Matthew McConaughey says he was 'in shock' on Lufthansa flight that injured 7 people: 'Hell of a scare'
Matthew McConaughey opened up about being on that Lufthansa flight last month, calling the incident "a hell of a scare." The Oscar-winning actor and his wife, Camila Alves McConaughey, were flying from Austin, Texas, to Frankfurt, Germany when the aircraft experienced unexpected severe turbulence and dropped 4,000 feet. Seven people were hospitalized.
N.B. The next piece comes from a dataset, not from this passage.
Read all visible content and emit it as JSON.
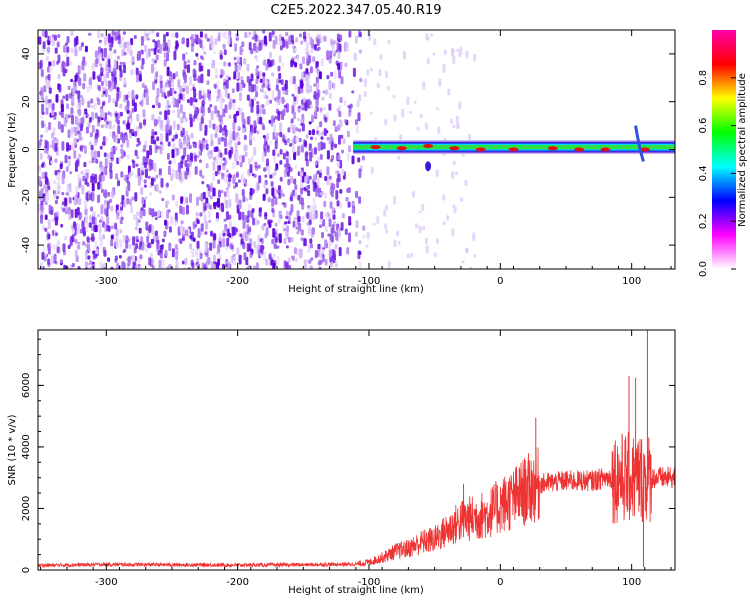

"It's suspended disbelief. I mean, it's zero gravity," Matthew says on SiriusXM's Let's Talk Off Camera podcast with Kelly Ripa, according to a sneak peek obtained by Entertainment Tonight. "Your red wine and the glass and the plates that your food was on are all suspended, floating, still just in the air. And to look at it for that long, which wasn't that long — one, two, three, four [seconds] — and then everything just comes crashing down."
The Texas native explains how he felt like he had "no way to get control of this situation the moment."
"My tray table is what held me down. I did not have my seatbelt on, and there was not a seatbelt warning right before it happened," he recalls. Matthew says he "immediately" checked on Camila to ensure she was buckled in.
"[We] held hands just saying, 'OK, is that it? Is there another one coming?' Another one did come," he adds. "It was odd. You hear people's reactions. Some people were ghost silent. Some people had big bursts of laughter. And it was not like, 'Oh, this is fun.' It was like, 'I'm in shock.'"
The McConaugheys were traveling with a friend, who happened to be a pilot, and he helped calm them down by saying the Airbus A330 planes are "tested" and structurally "built" to handle such incidents.
Camila first revealed she and her husband were on board the March 1 flight that ended up getting diverted to a Washington, D.C., area airport. She shared a video of the turbulence inside the cabin. Food, napkins and plates were all over the floor.